Gudruda saw and was sad at heart, and those around her said that it was easy to know how the game would end.

“What said I?” quoth Swanhild, “that it would go badly with Eric were Ospakar’s arms about him.”

“All is not done yet,” answered Gudruda. “Methinks Eric’s feet slipped most strangely, as though he stood on ice.”

But Eric was very sore at heart and could make nothing of this matter—for he was not overthrown by strength.

He sat on the snow and Ospakar and his sons mocked him. But Gudruda drew near and whispered to him to be of good cheer, for fortune might yet change.

“I think that I am bewitched,” said Eric sadly: “my feet have no hold of the ground.”

Gudruda covered her eyes with her hand and thought. Presently she looked up quickly. “I seem to see guile here,” she said. “Now look narrowly on thy shoes.”

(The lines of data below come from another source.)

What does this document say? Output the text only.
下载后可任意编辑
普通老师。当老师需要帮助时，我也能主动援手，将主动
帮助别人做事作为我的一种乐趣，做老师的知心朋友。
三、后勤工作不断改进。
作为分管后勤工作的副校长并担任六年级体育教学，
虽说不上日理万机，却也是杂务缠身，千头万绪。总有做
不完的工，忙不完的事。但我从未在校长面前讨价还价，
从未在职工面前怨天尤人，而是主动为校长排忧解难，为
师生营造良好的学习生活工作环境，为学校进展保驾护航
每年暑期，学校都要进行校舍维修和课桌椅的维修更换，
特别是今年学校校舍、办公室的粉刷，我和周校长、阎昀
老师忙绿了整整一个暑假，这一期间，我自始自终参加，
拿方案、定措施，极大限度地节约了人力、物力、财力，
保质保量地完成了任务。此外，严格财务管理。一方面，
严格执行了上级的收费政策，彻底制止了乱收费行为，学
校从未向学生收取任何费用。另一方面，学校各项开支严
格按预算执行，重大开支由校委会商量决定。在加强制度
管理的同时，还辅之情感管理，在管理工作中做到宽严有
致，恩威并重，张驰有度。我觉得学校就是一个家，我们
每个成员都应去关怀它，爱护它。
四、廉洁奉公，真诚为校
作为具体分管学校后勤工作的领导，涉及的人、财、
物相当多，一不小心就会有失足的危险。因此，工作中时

He heard, and, loosening his shoe-string, drew a shoe from his foot and looked at the sole. The cold of the snow had hardened the fat, and there it was, all white upon the leather.

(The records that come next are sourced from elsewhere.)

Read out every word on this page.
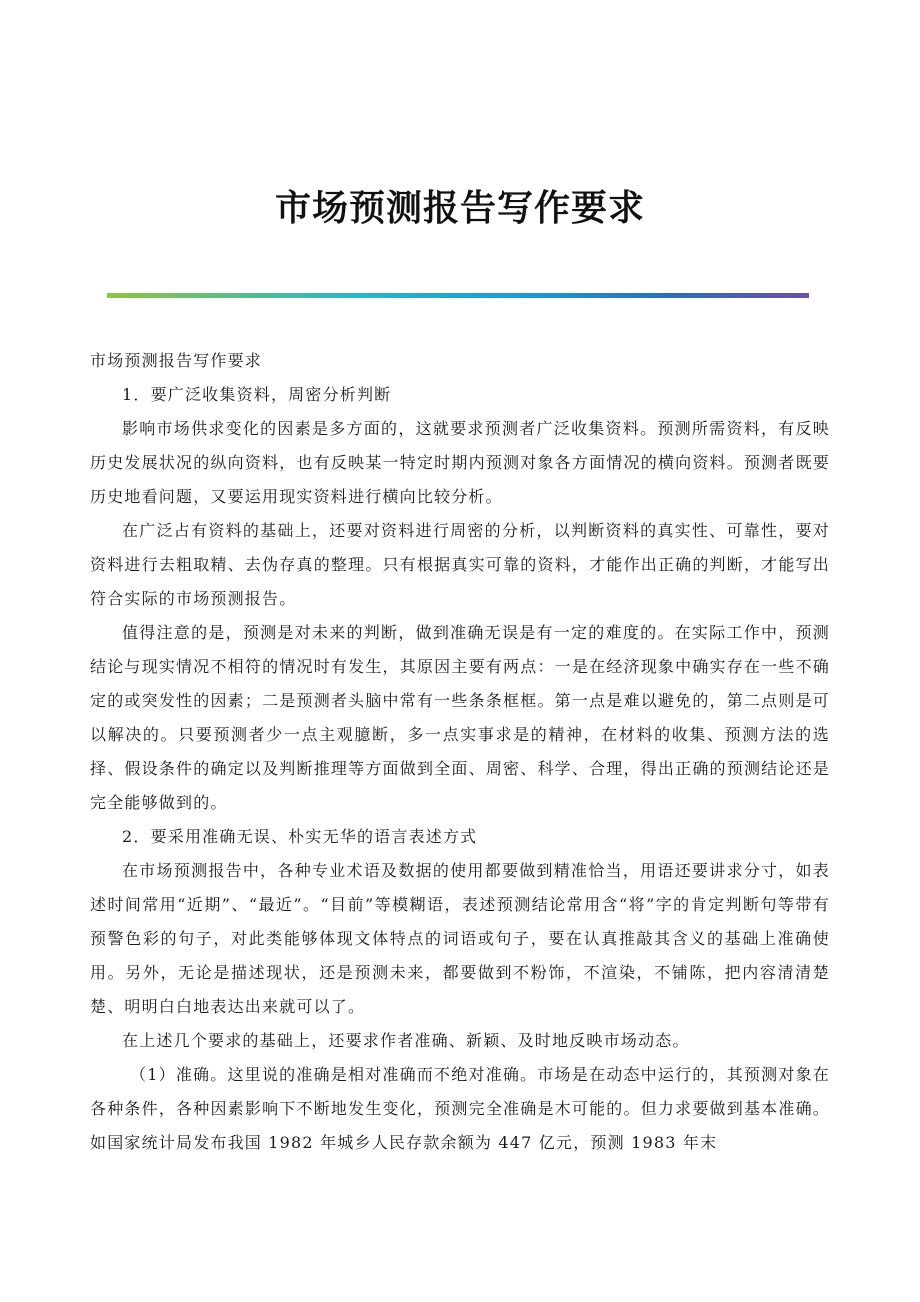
市场预测报告写作要求

市场预测报告写作要求

1．要广泛收集资料，周密分析判断

影响市场供求变化的因素是多方面的，这就要求预测者广泛收集资料。预测所需资料，有反映历史发展状况的纵向资料，也有反映某一特定时期内预测对象各方面情况的横向资料。预测者既要历史地看问题，又要运用现实资料进行横向比较分析。

在广泛占有资料的基础上，还要对资料进行周密的分析，以判断资料的真实性、可靠性，要对资料进行去粗取精、去伪存真的整理。只有根据真实可靠的资料，才能作出正确的判断，才能写出符合实际的市场预测报告。

值得注意的是，预测是对未来的判断，做到准确无误是有一定的难度的。在实际工作中，预测结论与现实情况不相符的情况时有发生，其原因主要有两点：一是在经济现象中确实存在一些不确定的或突发性的因素；二是预测者头脑中常有一些条条框框。第一点是难以避免的，第二点则是可以解决的。只要预测者少一点主观臆断，多一点实事求是的精神，在材料的收集、预测方法的选择、假设条件的确定以及判断推理等方面做到全面、周密、科学、合理，得出正确的预测结论还是完全能够做到的。

2．要采用准确无误、朴实无华的语言表述方式

在市场预测报告中，各种专业术语及数据的使用都要做到精准恰当，用语还要讲求分寸，如表述时间常用“近期”、“最近”。“目前”等模糊语，表述预测结论常用含“将”字的肯定判断句等带有预警色彩的句子，对此类能够体现文体特点的词语或句子，要在认真推敲其含义的基础上准确使用。另外，无论是描述现状，还是预测未来，都要做到不粉饰，不渲染，不铺陈，把内容清清楚楚、明明白白地表达出来就可以了。

在上述几个要求的基础上，还要求作者准确、新颖、及时地反映市场动态。

（1）准确。这里说的准确是相对准确而不绝对准确。市场是在动态中运行的，其预测对象在各种条件，各种因素影响下不断地发生变化，预测完全准确是木可能的。但力求要做到基本准确。如国家统计局发布我国 1982 年城乡人民存款余额为 447 亿元，预测 1983 年末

Now Eric rose in wrath. “Methought,” he cried, “that I dealt with men of honourable mind, not with cheating tricksters. See now! it is little wonder that I slipped, for grease has been set upon my shoes—and, by Thor! I will cleave the man who did it to the chin,” and as he said it his eyes blazed so dreadfully that folk fell back from him. Asmund took the shoes and looked at them. Then he spoke:

“Brighteyes tells the truth, and we have a sorry knave among us. Ospakar, canst thou clear thyself of this ill deed?”